Computers have a tendency to... break, crash, because lets face it, they are just computers right? And humans have a tendency to make mistakes because; we are only human aren’t we? Hostrocket does their best to maintain a high uptime. If computers were perfect then companies could offer a 100% uptime guarantee but sadly the world isn't perfect and this is impossible.

So I would backup your data though your control panel just download the daily back up twice a week or so, or more if your changing your site a ton. You can easily backup databases though phpMyAdmin.

You don't buy insurance or a warranty on a $16 T shirt at your favorite store in the mall but you do however insure your car, and buy warrantees for lets say expensive stereos or computers. If the data you but on your site is any way valuable to you or others it only makes sense to back it up.

Amen bradda!

Originally posted by Silmaril8n
Amen bradda!

Woohoo Viva La Hostrocket! :D

After reading this post,

I wanted to go and download a new copy of the backup of my accounts from the control panels.

I do this whenever I think of it. Usually every 3 months or so, or right after I do a major install of something. Though, I will start doing it more frequently.

I didn't realize this (hacking) had happened to so many customers.

One person mentioned legal action. Another person mentioned that this was far fetched. I DON'T agree. Even though there were terms, there are protections available to consumers.

I have worked for a major corporation as an IT consultant on a project where we hosted public servers and applications at a third party web host provider. I can guarantee you that there would be major legal action if there was negligence on the web host provider.

Though negligence would have to be proven.

A couple of points that I would like to suggest.

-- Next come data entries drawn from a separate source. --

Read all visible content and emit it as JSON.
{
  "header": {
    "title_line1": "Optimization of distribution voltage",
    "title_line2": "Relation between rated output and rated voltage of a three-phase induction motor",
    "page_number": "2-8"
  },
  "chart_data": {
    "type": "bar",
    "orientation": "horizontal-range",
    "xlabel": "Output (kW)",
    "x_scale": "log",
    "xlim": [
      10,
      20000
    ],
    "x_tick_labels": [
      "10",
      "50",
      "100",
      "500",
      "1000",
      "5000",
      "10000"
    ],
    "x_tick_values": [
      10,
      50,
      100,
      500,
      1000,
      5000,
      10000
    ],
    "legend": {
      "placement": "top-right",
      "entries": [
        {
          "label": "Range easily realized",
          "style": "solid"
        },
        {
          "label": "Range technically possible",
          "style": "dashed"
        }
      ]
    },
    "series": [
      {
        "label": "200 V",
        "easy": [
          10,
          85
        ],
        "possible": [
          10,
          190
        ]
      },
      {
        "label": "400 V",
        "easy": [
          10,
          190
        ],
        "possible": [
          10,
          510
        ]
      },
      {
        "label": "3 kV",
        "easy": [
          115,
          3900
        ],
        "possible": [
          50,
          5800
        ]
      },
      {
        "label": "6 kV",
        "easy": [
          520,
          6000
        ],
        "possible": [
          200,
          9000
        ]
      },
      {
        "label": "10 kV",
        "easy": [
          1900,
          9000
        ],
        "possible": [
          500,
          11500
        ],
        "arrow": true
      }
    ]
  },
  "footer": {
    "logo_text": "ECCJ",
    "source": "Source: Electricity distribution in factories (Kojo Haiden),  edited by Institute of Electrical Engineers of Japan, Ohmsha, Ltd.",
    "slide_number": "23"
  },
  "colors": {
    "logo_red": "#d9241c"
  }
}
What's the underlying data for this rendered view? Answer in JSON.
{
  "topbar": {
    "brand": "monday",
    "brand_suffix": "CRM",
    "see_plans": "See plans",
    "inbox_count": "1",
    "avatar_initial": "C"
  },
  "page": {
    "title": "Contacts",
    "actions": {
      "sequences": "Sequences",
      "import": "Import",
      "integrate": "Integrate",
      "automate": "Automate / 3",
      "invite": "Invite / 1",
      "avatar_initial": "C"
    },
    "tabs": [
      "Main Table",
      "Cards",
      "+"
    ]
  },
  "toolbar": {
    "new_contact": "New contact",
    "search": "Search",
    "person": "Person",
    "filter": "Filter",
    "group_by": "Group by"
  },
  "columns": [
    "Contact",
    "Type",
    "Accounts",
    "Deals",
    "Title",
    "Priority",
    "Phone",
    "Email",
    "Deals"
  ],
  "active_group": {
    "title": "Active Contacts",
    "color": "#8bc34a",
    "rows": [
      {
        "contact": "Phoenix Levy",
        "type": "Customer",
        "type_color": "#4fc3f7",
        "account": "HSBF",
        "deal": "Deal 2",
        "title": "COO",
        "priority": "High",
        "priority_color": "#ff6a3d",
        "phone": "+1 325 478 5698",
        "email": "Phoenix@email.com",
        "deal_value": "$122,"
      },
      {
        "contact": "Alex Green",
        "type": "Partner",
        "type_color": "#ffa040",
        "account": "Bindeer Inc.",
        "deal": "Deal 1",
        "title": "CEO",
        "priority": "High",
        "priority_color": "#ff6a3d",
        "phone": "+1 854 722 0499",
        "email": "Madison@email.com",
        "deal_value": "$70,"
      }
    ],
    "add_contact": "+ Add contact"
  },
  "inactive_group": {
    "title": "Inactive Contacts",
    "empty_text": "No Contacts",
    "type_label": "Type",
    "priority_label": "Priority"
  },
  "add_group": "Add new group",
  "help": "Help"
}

Hostrocket should send out memos to all account holders when their servers are hacked which states which server, what vulnerability was used and what was done to fix this.

They should also publish notes on how to backup MySQL databases to account directories so that the MySQL dump is included in the nightly account backup.

This may be in the support documentation/FAQs. I already do this nightly via a cron tab job. I found out how to do it through a support ticket.

They should also encourage all account holders to download backups from their control panel on a basis which is relevant to the account holders. (for example static sites only need to be download quarterly or monthly, whereas someone with lots of traffic and database changes should download weekly or nightly).

education and prevention is the best method for avoid disaster.

Even though we all agreed to certain terms when we signed up, there is responsibility on Hostrockets part to help us avert disaster. Saying nothing is like lying.